Confiscated! By Suzanne
Kaufman. Balzer+Bray/HarperCollins. $17.99.
Hannah Sparkles: A Friend Through
Rain or Shine. By Robin Mellom. Illustrated by Vanessa Brantley-Newton.
Harper. $17.99.
The trials and tribulations
of friendship are a frequent theme in picture books, and the eventual message
of cooperation and getting along is a standard one. But the circumstances, and
the form in which the concluding message is delivered, may differ greatly –
which is why so many books on this topic can be enjoyable. The eventual friends
in Suzanne Kaufman’s Confiscated!
happen to be brothers and happen to be sort-of-lizardlike-sort-of-dinosaurs, at
least as they have been Photoshopped to be. Brooks and Mikey fight constantly,
as many siblings do, and in particular they fight over things – toys and games
of all sorts. Unsurprisingly, this state of affairs is extremely annoying to
their mother and is thoroughly unacceptable to her. So she teaches the boys the
meaning of the word “confiscated” by taking away anything about which they
fight. But they fight about everything,
from Grandpa’s tuba to a Mexican wrestling mask: Kaufman has great fun showing
just what sorts of things provoke the boys into fights and just how many ways
those fights occur. The problem is that there are, after all, only so many
things in the house over which fights are possible (even including the dog); so
after a while, Kaufman shows the two boys all alone with a plain white background
on one page while the facing page shows a locked storage cabinet absolutely
bulging with confiscated items (and with the dog peering out rather nervously
through the slightly open doors). By now, “Mama had confiscated ALL their
toys.” And Brooks and Mikey are bored. Really, really bored. So bored that they
TALK to each other instead of fighting. And that talking leads to something
totally unexpected, at least by them: cooperation! They decide, together, to
get a favorite red balloon out of the “confiscation cabinet.” To do that, they
pile up everything they can find, from a salami to a Viking helmet to a fishbowl (complete with fish) to a clock
and a cactus and an old-fashioned record player, creating a mountainous mess
that they can climb to get to the slightly open cabinet door and pull the
balloon out. Great idea – except that pulling it out snaps the cabinet’s lock,
and everything comes tumbling out and
tumbling down; yes, even the lava lamp and the whole watermelon, the ship in a
bottle and the freshly baked pie. And THEN…a shadow looms over the scene, and a
very large and definitely dinosaurish Mama appears. But it turns out she is not
angry about the mess – because the boys are sharing
the balloon and actually being friendly
to each other. So a happy ending is had by all, although Mama reminds the boys
that they still have to clean everything up.

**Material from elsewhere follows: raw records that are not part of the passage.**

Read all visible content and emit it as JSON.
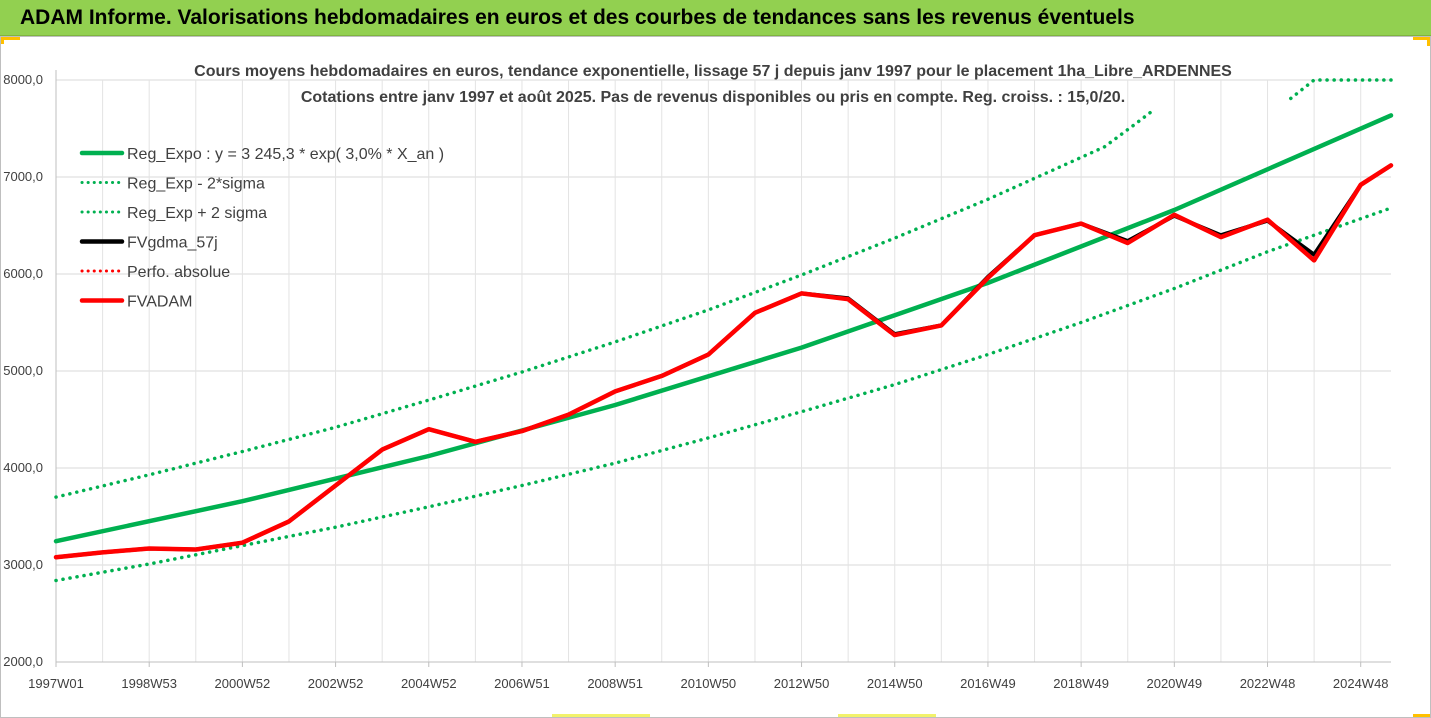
{
  "header": {
    "banner_text": "ADAM Informe. Valorisations hebdomadaires en euros et des courbes de tendances sans les revenus éventuels"
  },
  "chart_data": {
    "type": "line",
    "title_lines": [
      "Cours moyens hebdomadaires en euros, tendance exponentielle, lissage 57 j depuis janv 1997 pour le placement 1ha_Libre_ARDENNES",
      "Cotations entre janv 1997 et août 2025. Pas de revenus disponibles ou pris en compte. Reg. croiss. : 15,0/20."
    ],
    "xlabel": "",
    "ylabel": "",
    "ylim": [
      2000,
      8000
    ],
    "y_ticks": [
      "2000,0",
      "3000,0",
      "4000,0",
      "5000,0",
      "6000,0",
      "7000,0",
      "8000,0"
    ],
    "y_tick_values": [
      2000,
      3000,
      4000,
      5000,
      6000,
      7000,
      8000
    ],
    "xlim": [
      1997.0,
      2025.65
    ],
    "x_ticks": [
      "1997W01",
      "1998W53",
      "2000W52",
      "2002W52",
      "2004W52",
      "2006W51",
      "2008W51",
      "2010W50",
      "2012W50",
      "2014W50",
      "2016W49",
      "2018W49",
      "2020W49",
      "2022W48",
      "2024W48"
    ],
    "x_tick_values": [
      1997.0,
      1999.0,
      2001.0,
      2003.0,
      2005.0,
      2007.0,
      2009.0,
      2011.0,
      2013.0,
      2015.0,
      2017.0,
      2019.0,
      2021.0,
      2023.0,
      2025.0
    ],
    "grid": true,
    "legend_position": "top-left",
    "series": [
      {
        "name": "Reg_Expo : y = 3 245,3 * exp( 3,0% *  X_an )",
        "color": "#00b050",
        "style": "solid",
        "points": [
          [
            1997.0,
            3245
          ],
          [
            2001.0,
            3658
          ],
          [
            2005.0,
            4124
          ],
          [
            2009.0,
            4649
          ],
          [
            2013.0,
            5241
          ],
          [
            2017.0,
            5908
          ],
          [
            2021.0,
            6660
          ],
          [
            2025.65,
            7635
          ]
        ]
      },
      {
        "name": "Reg_Exp - 2*sigma",
        "color": "#00b050",
        "style": "dotted",
        "points": [
          [
            1997.0,
            2840
          ],
          [
            1999.0,
            3010
          ],
          [
            2001.0,
            3200
          ],
          [
            2003.0,
            3390
          ],
          [
            2005.0,
            3600
          ],
          [
            2007.0,
            3820
          ],
          [
            2009.0,
            4050
          ],
          [
            2011.0,
            4310
          ],
          [
            2013.0,
            4580
          ],
          [
            2015.0,
            4860
          ],
          [
            2017.0,
            5170
          ],
          [
            2019.0,
            5500
          ],
          [
            2021.0,
            5850
          ],
          [
            2023.0,
            6230
          ],
          [
            2025.65,
            6680
          ]
        ]
      },
      {
        "name": "Reg_Exp + 2 sigma",
        "color": "#00b050",
        "style": "dotted",
        "points": [
          [
            1997.0,
            3700
          ],
          [
            1999.0,
            3930
          ],
          [
            2001.0,
            4170
          ],
          [
            2003.0,
            4420
          ],
          [
            2005.0,
            4700
          ],
          [
            2007.0,
            4990
          ],
          [
            2009.0,
            5300
          ],
          [
            2011.0,
            5630
          ],
          [
            2013.0,
            5990
          ],
          [
            2015.0,
            6370
          ],
          [
            2017.0,
            6770
          ],
          [
            2018.9,
            7180
          ],
          [
            2019.5,
            7310
          ],
          [
            2020.2,
            7560
          ],
          [
            2020.5,
            7670
          ],
          [
            null,
            null
          ],
          [
            2023.5,
            7810
          ],
          [
            2024.0,
            8000
          ],
          [
            2025.65,
            8000
          ]
        ]
      },
      {
        "name": "FVgdma_57j",
        "color": "#000000",
        "style": "solid",
        "points": [
          [
            1997.0,
            3080
          ],
          [
            1998.0,
            3130
          ],
          [
            1999.0,
            3170
          ],
          [
            2000.0,
            3160
          ],
          [
            2001.0,
            3230
          ],
          [
            2002.0,
            3450
          ],
          [
            2003.0,
            3820
          ],
          [
            2004.0,
            4190
          ],
          [
            2005.0,
            4400
          ],
          [
            2006.0,
            4270
          ],
          [
            2007.0,
            4380
          ],
          [
            2008.0,
            4550
          ],
          [
            2009.0,
            4790
          ],
          [
            2010.0,
            4950
          ],
          [
            2011.0,
            5170
          ],
          [
            2012.0,
            5600
          ],
          [
            2013.0,
            5800
          ],
          [
            2014.0,
            5750
          ],
          [
            2015.0,
            5380
          ],
          [
            2016.0,
            5470
          ],
          [
            2017.0,
            5970
          ],
          [
            2018.0,
            6400
          ],
          [
            2019.0,
            6520
          ],
          [
            2020.0,
            6340
          ],
          [
            2021.0,
            6600
          ],
          [
            2022.0,
            6400
          ],
          [
            2023.0,
            6550
          ],
          [
            2024.0,
            6200
          ],
          [
            2025.0,
            6920
          ],
          [
            2025.65,
            7120
          ]
        ]
      },
      {
        "name": "Perfo. absolue",
        "color": "#ff0000",
        "style": "dotted",
        "points": []
      },
      {
        "name": "FVADAM",
        "color": "#ff0000",
        "style": "solid",
        "points": [
          [
            1997.0,
            3080
          ],
          [
            1998.0,
            3130
          ],
          [
            1999.0,
            3170
          ],
          [
            2000.0,
            3160
          ],
          [
            2001.0,
            3230
          ],
          [
            2002.0,
            3450
          ],
          [
            2003.0,
            3820
          ],
          [
            2004.0,
            4190
          ],
          [
            2005.0,
            4400
          ],
          [
            2006.0,
            4270
          ],
          [
            2007.0,
            4380
          ],
          [
            2008.0,
            4550
          ],
          [
            2009.0,
            4790
          ],
          [
            2010.0,
            4950
          ],
          [
            2011.0,
            5170
          ],
          [
            2012.0,
            5600
          ],
          [
            2013.0,
            5800
          ],
          [
            2014.0,
            5740
          ],
          [
            2015.0,
            5370
          ],
          [
            2016.0,
            5470
          ],
          [
            2017.0,
            5960
          ],
          [
            2018.0,
            6400
          ],
          [
            2019.0,
            6520
          ],
          [
            2020.0,
            6320
          ],
          [
            2021.0,
            6610
          ],
          [
            2022.0,
            6380
          ],
          [
            2023.0,
            6560
          ],
          [
            2024.0,
            6140
          ],
          [
            2025.0,
            6920
          ],
          [
            2025.65,
            7120
          ]
        ]
      }
    ]
  }
}
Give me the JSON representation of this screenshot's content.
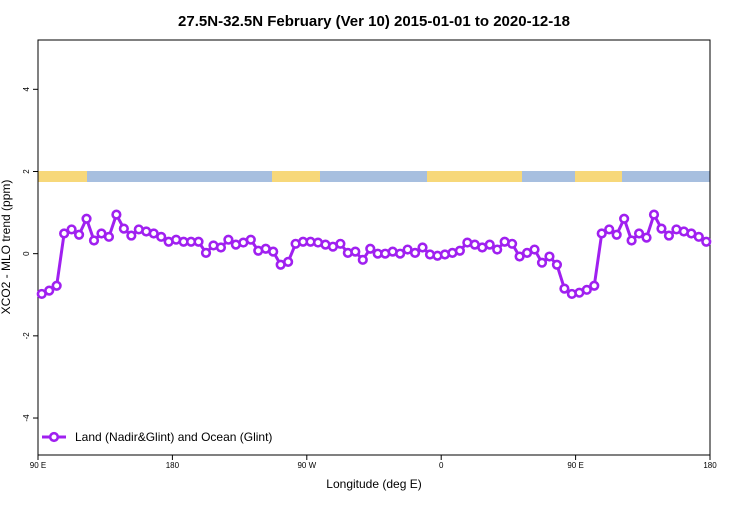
{
  "chart_data": {
    "type": "line",
    "title": "27.5N-32.5N February (Ver 10)   2015-01-01 to 2020-12-18",
    "x_label": "Longitude (deg E)",
    "y_label": "XCO2 - MLO trend (ppm)",
    "xlim": [
      90,
      540
    ],
    "ylim": [
      -4.9,
      5.2
    ],
    "xticks": [
      {
        "value": 90,
        "label": "90 E"
      },
      180,
      {
        "value": 270,
        "label": "90 W"
      },
      {
        "value": 360,
        "label": "0"
      },
      {
        "value": 450,
        "label": "90 E"
      },
      {
        "value": 540,
        "label": "180"
      }
    ],
    "yticks": [
      -4,
      -2,
      0,
      2,
      4
    ],
    "legend": "bottom-left",
    "x": [
      92.5,
      97.5,
      102.5,
      107.5,
      112.5,
      117.5,
      122.5,
      127.5,
      132.5,
      137.5,
      142.5,
      147.5,
      152.5,
      157.5,
      162.5,
      167.5,
      172.5,
      177.5,
      182.5,
      187.5,
      192.5,
      197.5,
      202.5,
      207.5,
      212.5,
      217.5,
      222.5,
      227.5,
      232.5,
      237.5,
      242.5,
      247.5,
      252.5,
      257.5,
      262.5,
      267.5,
      272.5,
      277.5,
      282.5,
      287.5,
      292.5,
      297.5,
      302.5,
      307.5,
      312.5,
      317.5,
      322.5,
      327.5,
      332.5,
      337.5,
      342.5,
      347.5,
      352.5,
      357.5,
      362.5,
      367.5,
      372.5,
      377.5,
      382.5,
      387.5,
      392.5,
      397.5,
      402.5,
      407.5,
      412.5,
      417.5,
      422.5,
      427.5,
      432.5,
      437.5,
      442.5,
      447.5,
      452.5,
      457.5,
      462.5,
      467.5,
      472.5,
      477.5,
      482.5,
      487.5,
      492.5,
      497.5,
      502.5,
      507.5,
      512.5,
      517.5,
      522.5,
      527.5,
      532.5,
      537.5
    ],
    "series": [
      {
        "name": "Land (Nadir&Glint) and Ocean (Glint)",
        "color": "#a020f0",
        "values": [
          -0.98,
          -0.9,
          -0.78,
          0.49,
          0.59,
          0.46,
          0.85,
          0.32,
          0.49,
          0.41,
          0.95,
          0.61,
          0.44,
          0.59,
          0.54,
          0.49,
          0.41,
          0.29,
          0.34,
          0.29,
          0.29,
          0.29,
          0.02,
          0.2,
          0.15,
          0.34,
          0.22,
          0.27,
          0.34,
          0.07,
          0.12,
          0.05,
          -0.27,
          -0.2,
          0.24,
          0.29,
          0.29,
          0.27,
          0.22,
          0.17,
          0.24,
          0.02,
          0.05,
          -0.15,
          0.12,
          0,
          0,
          0.05,
          0,
          0.1,
          0.02,
          0.15,
          -0.02,
          -0.05,
          -0.02,
          0.02,
          0.07,
          0.27,
          0.22,
          0.15,
          0.22,
          0.1,
          0.29,
          0.24,
          -0.07,
          0.02,
          0.1,
          -0.22,
          -0.07,
          -0.27,
          -0.85,
          -0.98,
          -0.95,
          -0.88,
          -0.78,
          0.49,
          0.59,
          0.46,
          0.85,
          0.32,
          0.49,
          0.39,
          0.95,
          0.61,
          0.44,
          0.59,
          0.54,
          0.49,
          0.41,
          0.29
        ]
      }
    ]
  }
}
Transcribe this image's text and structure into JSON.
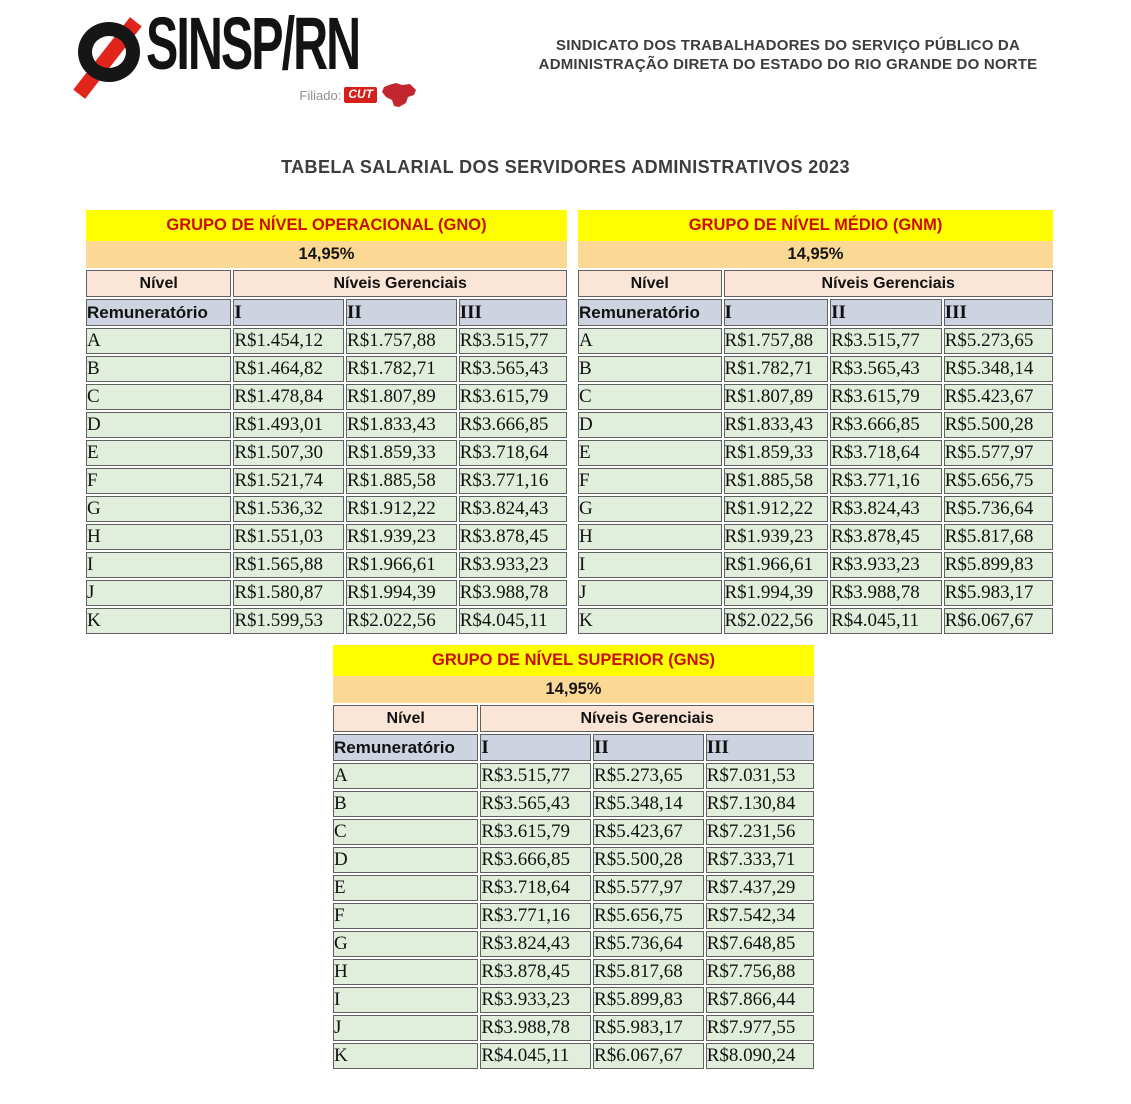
{
  "header": {
    "logo": {
      "icon": "no-symbol-logo-icon",
      "brand": "SINSP/RN",
      "affiliation_prefix": "Filiado:",
      "affiliation_badge": "CUT",
      "affiliation_map_icon": "brazil-map-icon"
    },
    "org_line1": "SINDICATO DOS TRABALHADORES DO SERVIÇO PÚBLICO DA",
    "org_line2": "ADMINISTRAÇÃO DIRETA DO ESTADO DO RIO GRANDE DO NORTE"
  },
  "title": "TABELA SALARIAL DOS SERVIDORES ADMINISTRATIVOS 2023",
  "colors": {
    "band_title_bg": "#ffff00",
    "band_title_text": "#c90e00",
    "band_percent_bg": "#fbd995",
    "header_pink_bg": "#fbe5d6",
    "header_bluegray_bg": "#cdd3e0",
    "data_cell_green_bg": "#e2eedc",
    "cell_border": "#606060",
    "logo_red": "#e1251b",
    "logo_black": "#161616"
  },
  "tables": [
    {
      "title": "GRUPO DE NÍVEL OPERACIONAL (GNO)",
      "percent": "14,95%",
      "headers": {
        "nivel": "Nível",
        "gerenciais": "Níveis Gerenciais",
        "remuneratorio": "Remuneratório",
        "levels": [
          "I",
          "II",
          "III"
        ]
      },
      "rows": [
        {
          "label": "A",
          "values": [
            "R$1.454,12",
            "R$1.757,88",
            "R$3.515,77"
          ]
        },
        {
          "label": "B",
          "values": [
            "R$1.464,82",
            "R$1.782,71",
            "R$3.565,43"
          ]
        },
        {
          "label": "C",
          "values": [
            "R$1.478,84",
            "R$1.807,89",
            "R$3.615,79"
          ]
        },
        {
          "label": "D",
          "values": [
            "R$1.493,01",
            "R$1.833,43",
            "R$3.666,85"
          ]
        },
        {
          "label": "E",
          "values": [
            "R$1.507,30",
            "R$1.859,33",
            "R$3.718,64"
          ]
        },
        {
          "label": "F",
          "values": [
            "R$1.521,74",
            "R$1.885,58",
            "R$3.771,16"
          ]
        },
        {
          "label": "G",
          "values": [
            "R$1.536,32",
            "R$1.912,22",
            "R$3.824,43"
          ]
        },
        {
          "label": "H",
          "values": [
            "R$1.551,03",
            "R$1.939,23",
            "R$3.878,45"
          ]
        },
        {
          "label": "I",
          "values": [
            "R$1.565,88",
            "R$1.966,61",
            "R$3.933,23"
          ]
        },
        {
          "label": "J",
          "values": [
            "R$1.580,87",
            "R$1.994,39",
            "R$3.988,78"
          ]
        },
        {
          "label": "K",
          "values": [
            "R$1.599,53",
            "R$2.022,56",
            "R$4.045,11"
          ]
        }
      ]
    },
    {
      "title": "GRUPO DE NÍVEL MÉDIO (GNM)",
      "percent": "14,95%",
      "headers": {
        "nivel": "Nível",
        "gerenciais": "Níveis Gerenciais",
        "remuneratorio": "Remuneratório",
        "levels": [
          "I",
          "II",
          "III"
        ]
      },
      "rows": [
        {
          "label": "A",
          "values": [
            "R$1.757,88",
            "R$3.515,77",
            "R$5.273,65"
          ]
        },
        {
          "label": "B",
          "values": [
            "R$1.782,71",
            "R$3.565,43",
            "R$5.348,14"
          ]
        },
        {
          "label": "C",
          "values": [
            "R$1.807,89",
            "R$3.615,79",
            "R$5.423,67"
          ]
        },
        {
          "label": "D",
          "values": [
            "R$1.833,43",
            "R$3.666,85",
            "R$5.500,28"
          ]
        },
        {
          "label": "E",
          "values": [
            "R$1.859,33",
            "R$3.718,64",
            "R$5.577,97"
          ]
        },
        {
          "label": "F",
          "values": [
            "R$1.885,58",
            "R$3.771,16",
            "R$5.656,75"
          ]
        },
        {
          "label": "G",
          "values": [
            "R$1.912,22",
            "R$3.824,43",
            "R$5.736,64"
          ]
        },
        {
          "label": "H",
          "values": [
            "R$1.939,23",
            "R$3.878,45",
            "R$5.817,68"
          ]
        },
        {
          "label": "I",
          "values": [
            "R$1.966,61",
            "R$3.933,23",
            "R$5.899,83"
          ]
        },
        {
          "label": "J",
          "values": [
            "R$1.994,39",
            "R$3.988,78",
            "R$5.983,17"
          ]
        },
        {
          "label": "K",
          "values": [
            "R$2.022,56",
            "R$4.045,11",
            "R$6.067,67"
          ]
        }
      ]
    },
    {
      "title": "GRUPO DE NÍVEL SUPERIOR (GNS)",
      "percent": "14,95%",
      "headers": {
        "nivel": "Nível",
        "gerenciais": "Níveis Gerenciais",
        "remuneratorio": "Remuneratório",
        "levels": [
          "I",
          "II",
          "III"
        ]
      },
      "rows": [
        {
          "label": "A",
          "values": [
            "R$3.515,77",
            "R$5.273,65",
            "R$7.031,53"
          ]
        },
        {
          "label": "B",
          "values": [
            "R$3.565,43",
            "R$5.348,14",
            "R$7.130,84"
          ]
        },
        {
          "label": "C",
          "values": [
            "R$3.615,79",
            "R$5.423,67",
            "R$7.231,56"
          ]
        },
        {
          "label": "D",
          "values": [
            "R$3.666,85",
            "R$5.500,28",
            "R$7.333,71"
          ]
        },
        {
          "label": "E",
          "values": [
            "R$3.718,64",
            "R$5.577,97",
            "R$7.437,29"
          ]
        },
        {
          "label": "F",
          "values": [
            "R$3.771,16",
            "R$5.656,75",
            "R$7.542,34"
          ]
        },
        {
          "label": "G",
          "values": [
            "R$3.824,43",
            "R$5.736,64",
            "R$7.648,85"
          ]
        },
        {
          "label": "H",
          "values": [
            "R$3.878,45",
            "R$5.817,68",
            "R$7.756,88"
          ]
        },
        {
          "label": "I",
          "values": [
            "R$3.933,23",
            "R$5.899,83",
            "R$7.866,44"
          ]
        },
        {
          "label": "J",
          "values": [
            "R$3.988,78",
            "R$5.983,17",
            "R$7.977,55"
          ]
        },
        {
          "label": "K",
          "values": [
            "R$4.045,11",
            "R$6.067,67",
            "R$8.090,24"
          ]
        }
      ]
    }
  ]
}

Mess-making figures as well
in Robin Mellom’s Hannah Sparkles: A
Friend Through Rain or Shine, a book about a girl with an exceptionally
sparkly name and a personality to match. Ever-smiling Hannah spends her time
cheering the world with pom-poms and drawing double rainbows, because just one rainbow
is not enough to contain all her hyper-cheeriness. Just imagine how happy she
is when a new family moves to the neighborhood, along with a girl her own age –
with the even-more-sparkly name of Sunny Everbright. Wow! Or – maybe not.
Hannah has huge blue eyes and dresses in bright, clashing colors, but Sunny is
dark-eyed, dark-haired and dressed almost completely in black and gray. Uh-oh.
Hannah tries her best to be friendly: she takes Sunny outdoors to find
butterflies, but Sunny is more interested in a lizard she discovers. Hannah
draws unicorns – Sunny draws centipedes. Hannah shows how to use magenta for drawing
hearts – Sunny prefers drawing a large black spider. Hannah picks strawberries
– Sunny gets messily down in the mud to interact with a frog. Nothing works for Hannah: Sunny does not
even smile when Hannah gets out her pom-poms and cheers Sunny on at hopscotch
and other games. And then, to make matters worse, it starts to rain, and rain
is not one of Hannah’s happy things. But now Sunny smiles! And in some of
Vanessa Brantley-Newton’s most evocative illustrations, she dances, runs sloppily
through puddles, plays in a mess of mud, and generally acts “super-strange,” at
least by Hannah’s standards. Bewildered, Hannah asks her mom that night why
Hannah’s favorite things do not make Sunny happy – and her mom suggests that
“maybe Sunny finds her sparkle in other things.” Lesson learned – especially
when Sunny leaves Hannah a let’s-play invitation on which Sunny has drawn a
smiling lizard carrying an umbrella. Friendships, after all, are like other
growing things: they need both rain and sun to thrive.